The bitterness Minnesotans feel toward the Stars isn't quite as acute as it was around the time the Wild franchise was formed, but stealing a playoff spot from Dallas would still be a boon for fans.

*Francisco Lindor could be in line for a huge payday when he is eligible for free agency after the 2021 season. But will that happen with Cleveland?

"Enjoy him," Cleveland owner Paul Dolan recently said. "We control him for three more years. Enjoy him and then we'll see what happens."

That should pique the curiosity of Twins fans hoping Minnesota can catch and pass Cleveland in the AL Central in the coming years. It should also serve as a reminder that MLB is rigged in favor of the teams able to spend more.

*With the Wolves being eliminated officially from the playoffs over the weekend, injured point guard Jeff Teague also officially will miss the postseason for the first time in his career.

He made it to the playoffs each of the first nine years of his career — seven with Atlanta, one with Indiana and one with Minnesota — and has appeared in 71 playoff games total.

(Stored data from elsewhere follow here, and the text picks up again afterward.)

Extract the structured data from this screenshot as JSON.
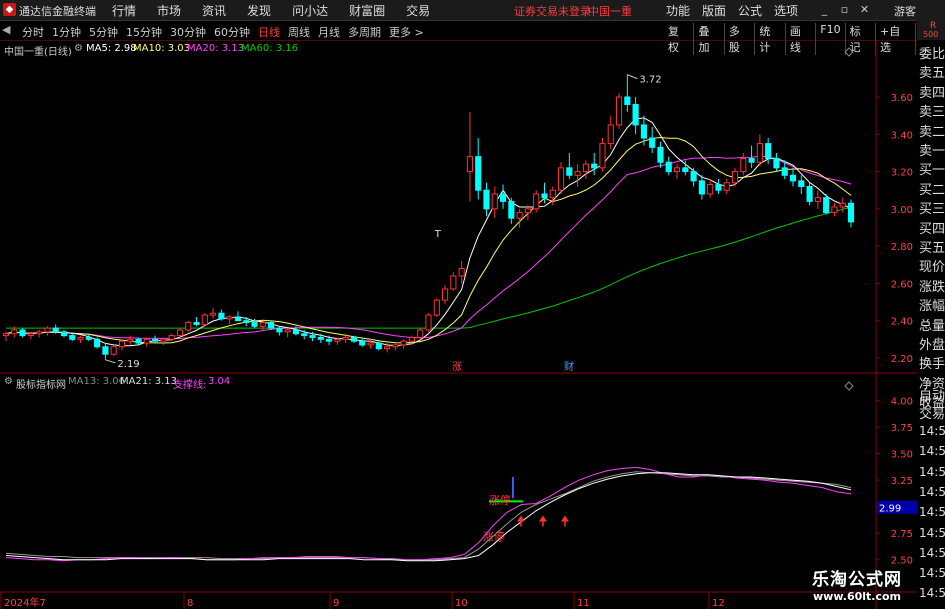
{
  "titlebar": {
    "app_name": "通达信金融终端",
    "menu": [
      "行情",
      "市场",
      "资讯",
      "发现",
      "问小达",
      "财富圈",
      "交易"
    ],
    "warning": "证券交易未登录",
    "stock": "中国一重",
    "right_menu": [
      "功能",
      "版面",
      "公式",
      "选项"
    ],
    "guest": "游客"
  },
  "periods": {
    "items": [
      "分时",
      "1分钟",
      "5分钟",
      "15分钟",
      "30分钟",
      "60分钟",
      "日线",
      "周线",
      "月线",
      "多周期",
      "更多 >"
    ],
    "active": "日线"
  },
  "toolbar": [
    "复权",
    "叠加",
    "多股",
    "统计",
    "画线",
    "F10",
    "标记",
    "+自选",
    "返回"
  ],
  "rbox": {
    "a": "R",
    "b": "500"
  },
  "main_panel": {
    "title": "中国一重(日线)",
    "ma5": "MA5: 2.98",
    "ma10": "MA10: 3.03",
    "ma20": "MA20: 3.13",
    "ma60": "MA60: 3.16",
    "y_ticks": [
      "3.60",
      "3.40",
      "3.20",
      "3.00",
      "2.80",
      "2.60",
      "2.40",
      "2.20"
    ],
    "y_range": [
      2.13,
      3.82
    ],
    "high_label": "3.72",
    "low_label": "2.19",
    "t_label": "T",
    "marker_zhang": "涨",
    "marker_cai": "财"
  },
  "sub_panel": {
    "title": "股标指标网",
    "ma13": "MA13: 3.06",
    "ma21": "MA21: 3.13",
    "support_name": "支撑线:",
    "support_val": "3.04",
    "y_ticks": [
      "4.00",
      "3.75",
      "3.50",
      "3.25",
      "3.00",
      "2.75",
      "2.50"
    ],
    "y_range": [
      2.45,
      4.1
    ],
    "current": "2.99",
    "zhangting1": "涨停",
    "zhangting2": "涨停"
  },
  "x_labels": [
    "2024年7",
    "8",
    "9",
    "10",
    "11",
    "12"
  ],
  "side_quote": [
    "委比",
    "卖五",
    "卖四",
    "卖三",
    "卖二",
    "卖一",
    "买一",
    "买二",
    "买三",
    "买四",
    "买五",
    "现价",
    "涨跌",
    "涨幅",
    "总量",
    "外盘",
    "换手",
    "净资",
    "收益"
  ],
  "side_auto": [
    "自动",
    "交易"
  ],
  "side_times": [
    "14:56",
    "14:56",
    "14:56",
    "14:56",
    "14:56",
    "14:56",
    "14:56",
    "14:56",
    "14:56"
  ],
  "watermark": {
    "line1": "乐淘公式网",
    "line2": "www.60lt.com"
  },
  "colors": {
    "up": "#ff3232",
    "down": "#00ffff",
    "ma5": "#ffffff",
    "ma10": "#ffff66",
    "ma20": "#ff40ff",
    "ma60": "#00c800",
    "axis": "#8b0000"
  },
  "chart_data": {
    "type": "candlestick",
    "candles": [
      [
        2.32,
        2.34,
        2.29,
        2.33
      ],
      [
        2.33,
        2.37,
        2.31,
        2.35
      ],
      [
        2.35,
        2.36,
        2.31,
        2.32
      ],
      [
        2.32,
        2.34,
        2.3,
        2.33
      ],
      [
        2.33,
        2.35,
        2.31,
        2.34
      ],
      [
        2.34,
        2.37,
        2.32,
        2.36
      ],
      [
        2.36,
        2.38,
        2.33,
        2.34
      ],
      [
        2.34,
        2.35,
        2.31,
        2.32
      ],
      [
        2.32,
        2.33,
        2.29,
        2.3
      ],
      [
        2.3,
        2.32,
        2.28,
        2.31
      ],
      [
        2.31,
        2.33,
        2.29,
        2.3
      ],
      [
        2.3,
        2.31,
        2.25,
        2.26
      ],
      [
        2.26,
        2.28,
        2.19,
        2.22
      ],
      [
        2.22,
        2.27,
        2.21,
        2.26
      ],
      [
        2.26,
        2.3,
        2.24,
        2.29
      ],
      [
        2.29,
        2.32,
        2.27,
        2.3
      ],
      [
        2.3,
        2.31,
        2.27,
        2.28
      ],
      [
        2.28,
        2.31,
        2.26,
        2.3
      ],
      [
        2.3,
        2.32,
        2.28,
        2.29
      ],
      [
        2.29,
        2.31,
        2.27,
        2.3
      ],
      [
        2.3,
        2.33,
        2.29,
        2.32
      ],
      [
        2.32,
        2.36,
        2.31,
        2.35
      ],
      [
        2.35,
        2.4,
        2.34,
        2.39
      ],
      [
        2.39,
        2.42,
        2.37,
        2.38
      ],
      [
        2.38,
        2.44,
        2.37,
        2.43
      ],
      [
        2.43,
        2.47,
        2.41,
        2.44
      ],
      [
        2.44,
        2.46,
        2.4,
        2.41
      ],
      [
        2.41,
        2.43,
        2.38,
        2.42
      ],
      [
        2.42,
        2.45,
        2.4,
        2.4
      ],
      [
        2.4,
        2.42,
        2.37,
        2.39
      ],
      [
        2.39,
        2.41,
        2.36,
        2.37
      ],
      [
        2.37,
        2.4,
        2.35,
        2.39
      ],
      [
        2.39,
        2.4,
        2.35,
        2.36
      ],
      [
        2.36,
        2.37,
        2.32,
        2.34
      ],
      [
        2.34,
        2.36,
        2.31,
        2.35
      ],
      [
        2.35,
        2.37,
        2.32,
        2.33
      ],
      [
        2.33,
        2.35,
        2.3,
        2.32
      ],
      [
        2.32,
        2.34,
        2.29,
        2.31
      ],
      [
        2.31,
        2.33,
        2.28,
        2.3
      ],
      [
        2.3,
        2.32,
        2.27,
        2.29
      ],
      [
        2.29,
        2.31,
        2.27,
        2.3
      ],
      [
        2.3,
        2.33,
        2.28,
        2.31
      ],
      [
        2.31,
        2.32,
        2.28,
        2.29
      ],
      [
        2.29,
        2.31,
        2.26,
        2.27
      ],
      [
        2.27,
        2.3,
        2.25,
        2.28
      ],
      [
        2.28,
        2.29,
        2.24,
        2.25
      ],
      [
        2.25,
        2.28,
        2.23,
        2.26
      ],
      [
        2.26,
        2.28,
        2.24,
        2.27
      ],
      [
        2.27,
        2.3,
        2.25,
        2.29
      ],
      [
        2.29,
        2.32,
        2.27,
        2.31
      ],
      [
        2.31,
        2.36,
        2.3,
        2.35
      ],
      [
        2.35,
        2.44,
        2.34,
        2.43
      ],
      [
        2.43,
        2.52,
        2.42,
        2.51
      ],
      [
        2.51,
        2.59,
        2.49,
        2.57
      ],
      [
        2.57,
        2.66,
        2.56,
        2.64
      ],
      [
        2.64,
        2.72,
        2.6,
        2.68
      ],
      [
        3.2,
        3.52,
        3.04,
        3.28
      ],
      [
        3.28,
        3.38,
        3.05,
        3.1
      ],
      [
        3.1,
        3.14,
        2.96,
        3.0
      ],
      [
        3.0,
        3.12,
        2.95,
        3.08
      ],
      [
        3.08,
        3.13,
        3.0,
        3.04
      ],
      [
        3.04,
        3.06,
        2.92,
        2.95
      ],
      [
        2.95,
        3.0,
        2.9,
        2.98
      ],
      [
        2.98,
        3.02,
        2.94,
        3.0
      ],
      [
        3.0,
        3.1,
        2.98,
        3.08
      ],
      [
        3.08,
        3.14,
        3.03,
        3.06
      ],
      [
        3.06,
        3.12,
        3.02,
        3.1
      ],
      [
        3.1,
        3.25,
        3.08,
        3.22
      ],
      [
        3.22,
        3.3,
        3.16,
        3.18
      ],
      [
        3.18,
        3.24,
        3.12,
        3.2
      ],
      [
        3.2,
        3.26,
        3.16,
        3.24
      ],
      [
        3.24,
        3.3,
        3.18,
        3.22
      ],
      [
        3.22,
        3.38,
        3.2,
        3.35
      ],
      [
        3.35,
        3.5,
        3.32,
        3.45
      ],
      [
        3.45,
        3.62,
        3.43,
        3.6
      ],
      [
        3.6,
        3.72,
        3.52,
        3.56
      ],
      [
        3.56,
        3.6,
        3.4,
        3.45
      ],
      [
        3.45,
        3.5,
        3.34,
        3.38
      ],
      [
        3.38,
        3.44,
        3.3,
        3.33
      ],
      [
        3.33,
        3.36,
        3.22,
        3.25
      ],
      [
        3.25,
        3.28,
        3.18,
        3.2
      ],
      [
        3.2,
        3.24,
        3.16,
        3.22
      ],
      [
        3.22,
        3.26,
        3.18,
        3.2
      ],
      [
        3.2,
        3.22,
        3.12,
        3.15
      ],
      [
        3.15,
        3.18,
        3.05,
        3.08
      ],
      [
        3.08,
        3.16,
        3.06,
        3.13
      ],
      [
        3.13,
        3.16,
        3.08,
        3.1
      ],
      [
        3.1,
        3.16,
        3.08,
        3.14
      ],
      [
        3.14,
        3.22,
        3.12,
        3.2
      ],
      [
        3.2,
        3.3,
        3.18,
        3.27
      ],
      [
        3.27,
        3.34,
        3.22,
        3.25
      ],
      [
        3.25,
        3.4,
        3.23,
        3.35
      ],
      [
        3.35,
        3.38,
        3.24,
        3.27
      ],
      [
        3.27,
        3.3,
        3.2,
        3.22
      ],
      [
        3.22,
        3.26,
        3.16,
        3.18
      ],
      [
        3.18,
        3.22,
        3.12,
        3.15
      ],
      [
        3.15,
        3.18,
        3.08,
        3.12
      ],
      [
        3.12,
        3.14,
        3.02,
        3.04
      ],
      [
        3.04,
        3.1,
        3.0,
        3.06
      ],
      [
        3.06,
        3.08,
        2.97,
        2.98
      ],
      [
        2.98,
        3.03,
        2.96,
        3.01
      ],
      [
        3.01,
        3.06,
        2.98,
        3.03
      ],
      [
        3.03,
        3.05,
        2.9,
        2.93
      ]
    ],
    "sub_lines": {
      "ma13": [
        2.52,
        2.51,
        2.5,
        2.5,
        2.49,
        2.5,
        2.5,
        2.51,
        2.52,
        2.52,
        2.51,
        2.52,
        2.52,
        2.51,
        2.5,
        2.5,
        2.5,
        2.51,
        2.52,
        2.52,
        2.52,
        2.53,
        2.53,
        2.53,
        2.52,
        2.52,
        2.51,
        2.5,
        2.5,
        2.5,
        2.51,
        2.52,
        2.55,
        2.66,
        2.82,
        2.95,
        3.02,
        3.03,
        3.1,
        3.18,
        3.25,
        3.3,
        3.34,
        3.36,
        3.37,
        3.35,
        3.31,
        3.28,
        3.28,
        3.3,
        3.29,
        3.27,
        3.26,
        3.25,
        3.23,
        3.22,
        3.2,
        3.18,
        3.14,
        3.12
      ],
      "ma21": [
        2.56,
        2.55,
        2.54,
        2.53,
        2.53,
        2.52,
        2.52,
        2.52,
        2.52,
        2.52,
        2.52,
        2.52,
        2.52,
        2.52,
        2.52,
        2.51,
        2.51,
        2.51,
        2.51,
        2.52,
        2.52,
        2.52,
        2.52,
        2.52,
        2.52,
        2.52,
        2.51,
        2.51,
        2.5,
        2.5,
        2.5,
        2.51,
        2.52,
        2.6,
        2.72,
        2.84,
        2.95,
        3.02,
        3.07,
        3.12,
        3.18,
        3.24,
        3.28,
        3.31,
        3.33,
        3.32,
        3.31,
        3.3,
        3.29,
        3.29,
        3.28,
        3.28,
        3.27,
        3.26,
        3.25,
        3.24,
        3.23,
        3.22,
        3.21,
        3.18
      ],
      "support": [
        2.54,
        2.53,
        2.52,
        2.51,
        2.5,
        2.5,
        2.5,
        2.5,
        2.51,
        2.51,
        2.51,
        2.51,
        2.51,
        2.51,
        2.5,
        2.5,
        2.5,
        2.5,
        2.5,
        2.51,
        2.51,
        2.51,
        2.51,
        2.51,
        2.51,
        2.5,
        2.5,
        2.5,
        2.49,
        2.49,
        2.49,
        2.5,
        2.51,
        2.54,
        2.64,
        2.76,
        2.86,
        2.96,
        3.04,
        3.11,
        3.17,
        3.22,
        3.26,
        3.29,
        3.31,
        3.32,
        3.32,
        3.31,
        3.3,
        3.3,
        3.29,
        3.28,
        3.28,
        3.27,
        3.26,
        3.25,
        3.24,
        3.22,
        3.19,
        3.16
      ]
    }
  }
}
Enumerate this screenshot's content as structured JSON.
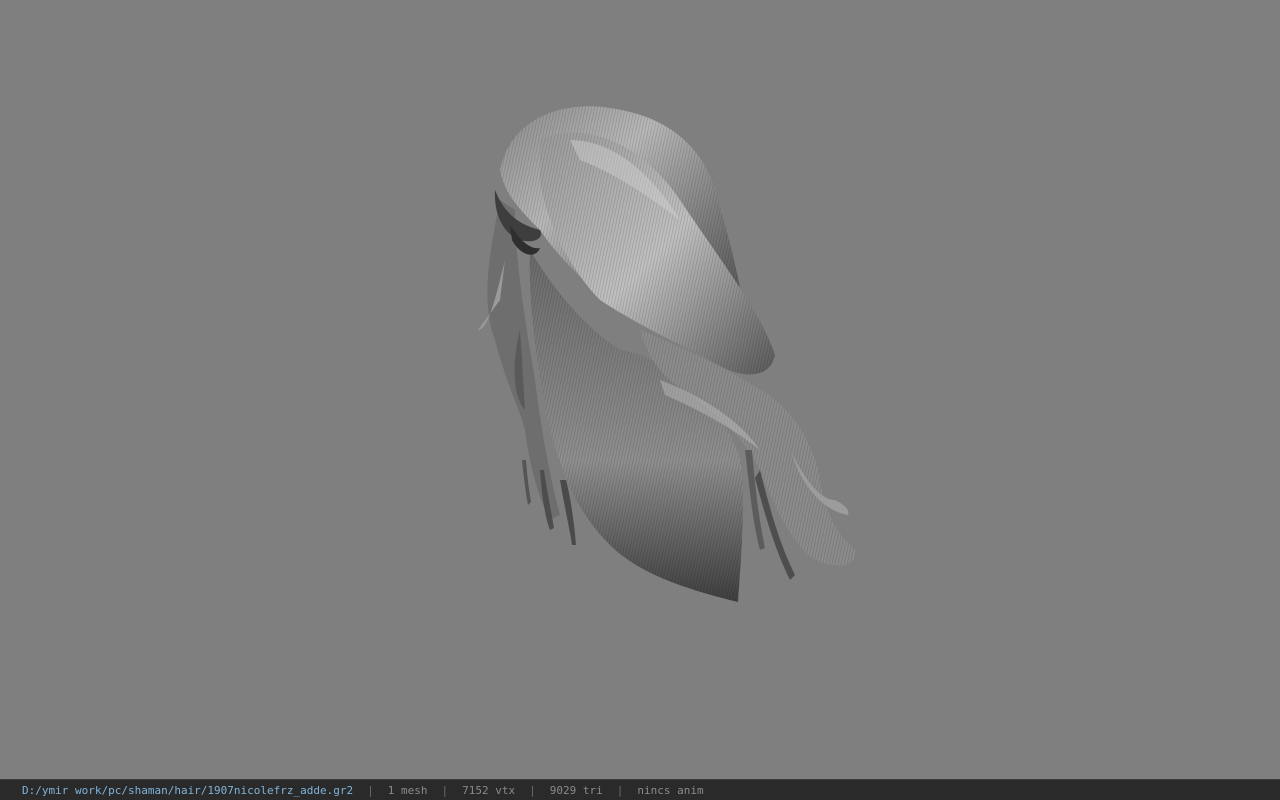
{
  "viewport": {
    "background": "#7f7f7f",
    "model_kind": "hair-mesh"
  },
  "status": {
    "file_path": "D:/ymir work/pc/shaman/hair/1907nicolefrz_adde.gr2",
    "separator": "|",
    "mesh_count": "1 mesh",
    "vertex_count": "7152 vtx",
    "triangle_count": "9029 tri",
    "anim_info": "nincs anim",
    "path_color": "#7fb3d9",
    "text_color": "#8a8a8a"
  }
}
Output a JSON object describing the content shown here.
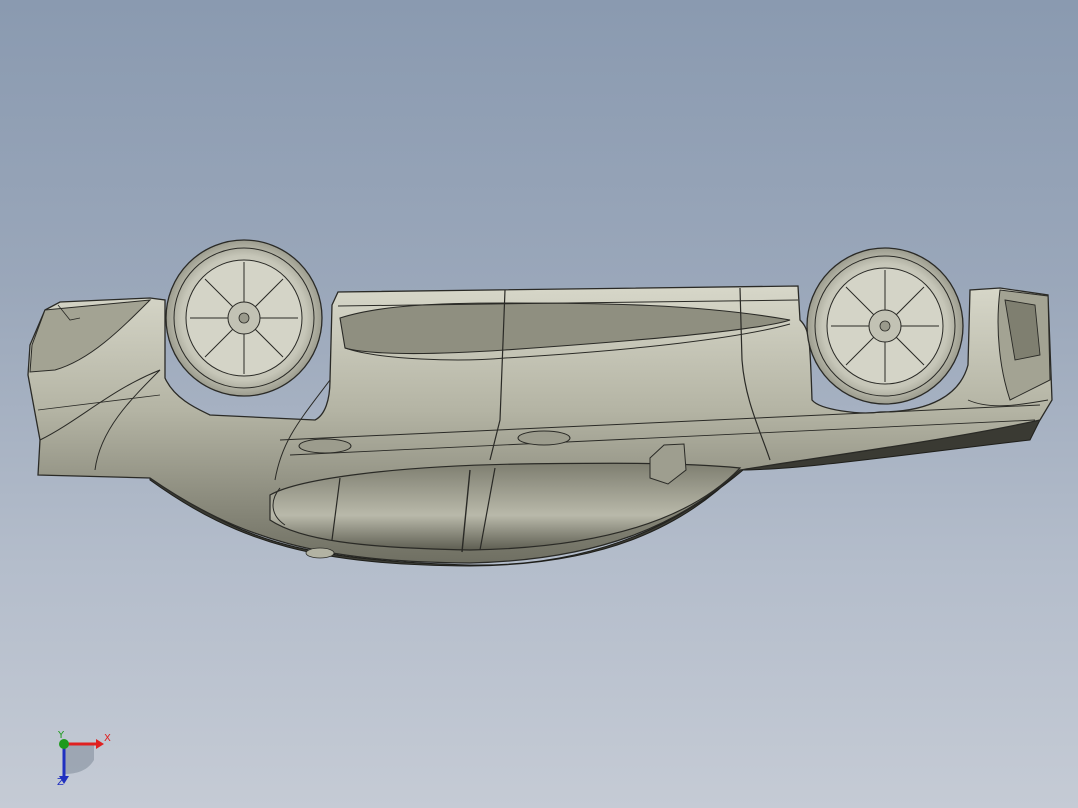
{
  "viewport": {
    "background_top": "#8a9ab0",
    "background_bottom": "#c5cbd5"
  },
  "model": {
    "body_color": "#b7b7a8",
    "edge_color": "#2a2a26",
    "shade_color": "#6b6b60"
  },
  "triad": {
    "x_label": "X",
    "y_label": "Y",
    "z_label": "Z",
    "x_color": "#e02020",
    "y_color": "#1c9a1c",
    "z_color": "#2030c0"
  }
}
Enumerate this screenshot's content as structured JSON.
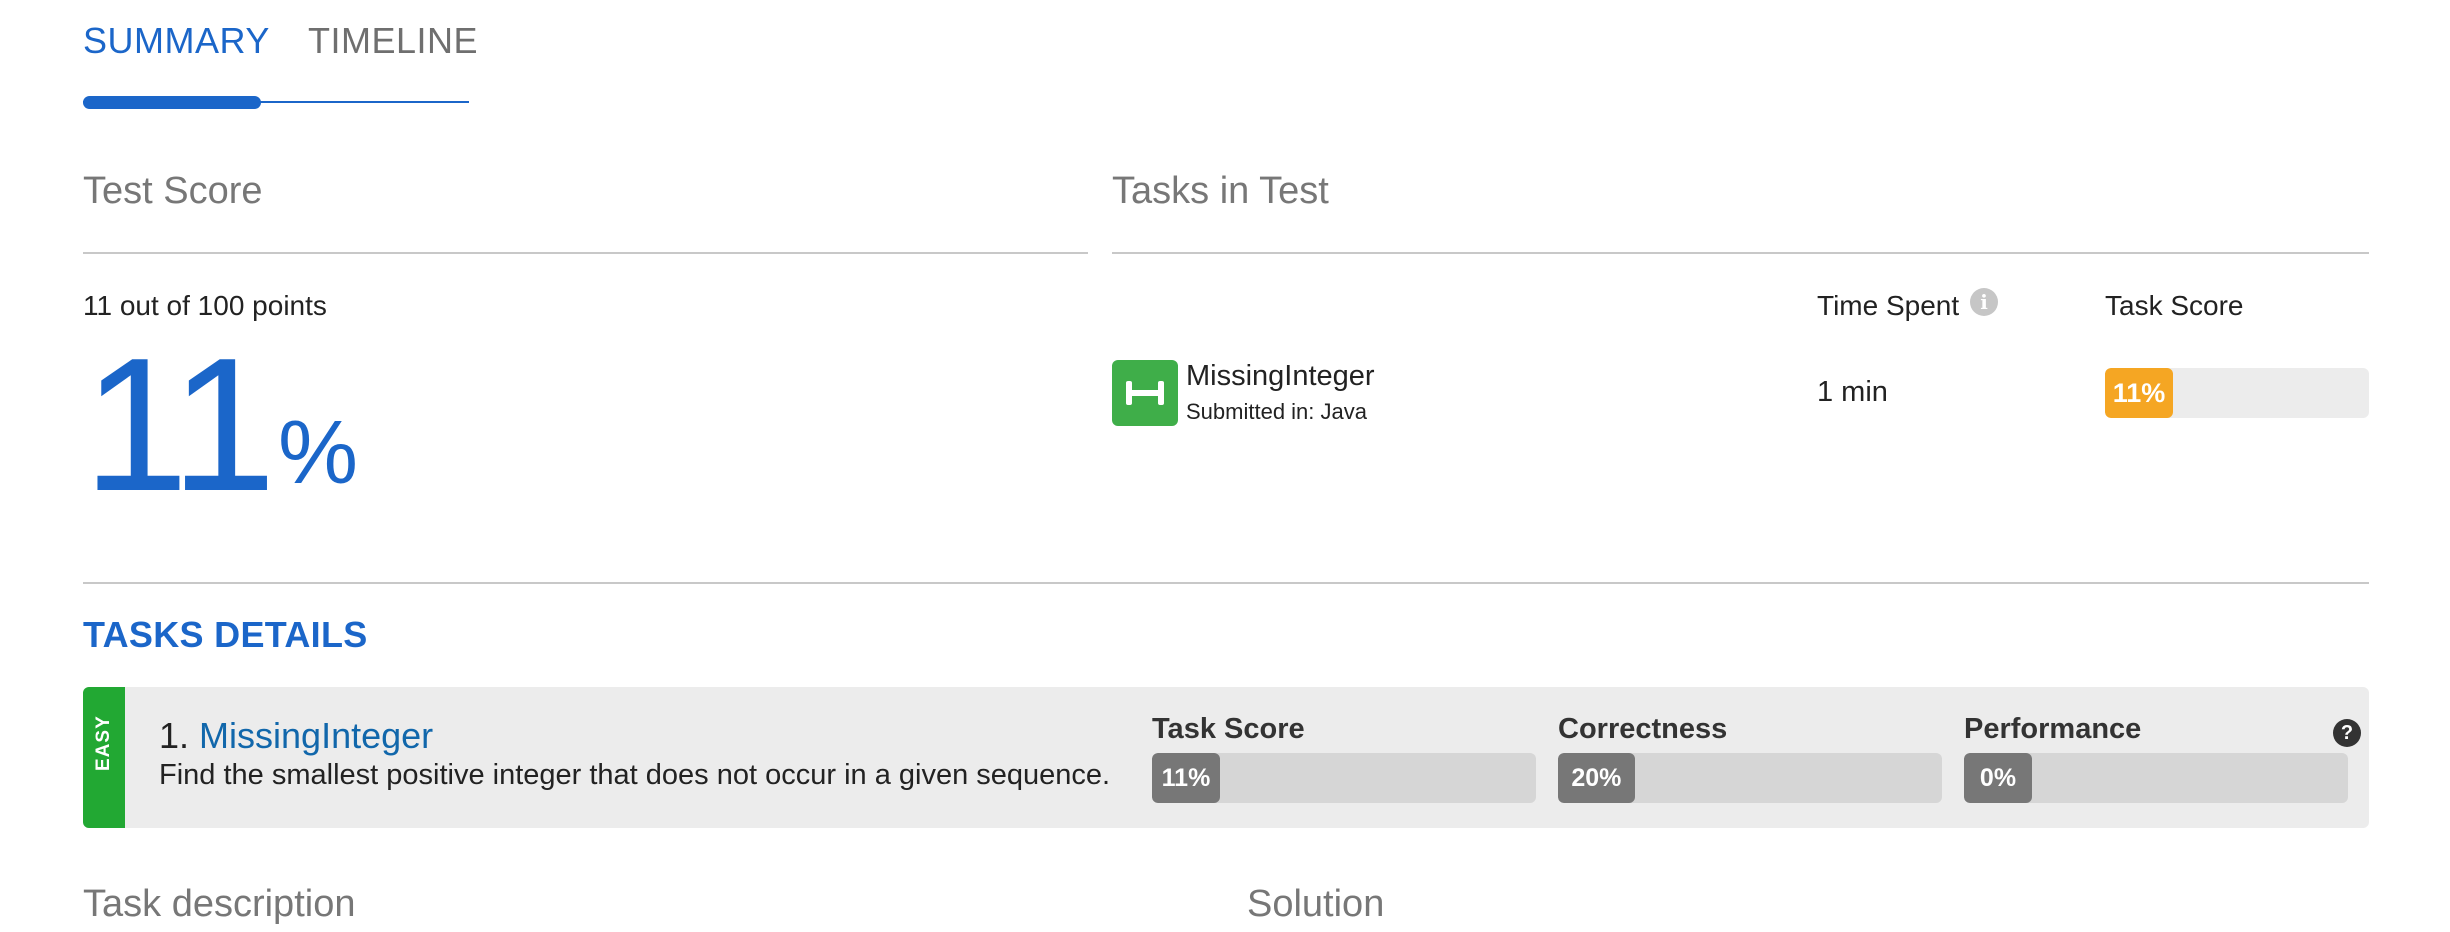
{
  "tabs": [
    {
      "label": "SUMMARY",
      "active": true
    },
    {
      "label": "TIMELINE",
      "active": false
    }
  ],
  "test_score": {
    "title": "Test Score",
    "points_text": "11 out of 100 points",
    "percent_value": "11",
    "percent_sign": "%"
  },
  "tasks_in_test": {
    "title": "Tasks in Test",
    "columns": {
      "time_spent": "Time Spent",
      "task_score": "Task Score"
    },
    "rows": [
      {
        "name": "MissingInteger",
        "submitted": "Submitted in: Java",
        "icon": "dumbbell-icon",
        "time_spent": "1 min",
        "score_label": "11%",
        "score_fraction": 0.11
      }
    ]
  },
  "tasks_details": {
    "title": "TASKS DETAILS",
    "items": [
      {
        "difficulty": "EASY",
        "number": "1.",
        "name": "MissingInteger",
        "description": "Find the smallest positive integer that does not occur in a given sequence.",
        "metrics": [
          {
            "label": "Task Score",
            "value_label": "11%",
            "fraction": 0.11
          },
          {
            "label": "Correctness",
            "value_label": "20%",
            "fraction": 0.2
          },
          {
            "label": "Performance",
            "value_label": "0%",
            "fraction": 0.0
          }
        ]
      }
    ]
  },
  "bottom_sections": {
    "task_description": "Task description",
    "solution": "Solution"
  },
  "colors": {
    "accent_blue": "#1b66c9",
    "link_blue": "#1167ab",
    "task_icon_green": "#3fae49",
    "easy_green": "#22a833",
    "score_orange": "#f5a623",
    "metric_gray": "#777777",
    "track_gray": "#ececec"
  }
}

Teague is not expected to play the rest of this season, the Wolves announced last week. He's appeared in just 42 games this year while battling various ailments. The Wolves are 23-19 when Teague plays, and they are just 10-21 without him. Keep that in mind as you consider whether Teague will opt-in to the final year of his contract at $19 million next season.

*ESPN has a cool feature that takes a look at the "five pitches that would make the ultimate MLB pitcher."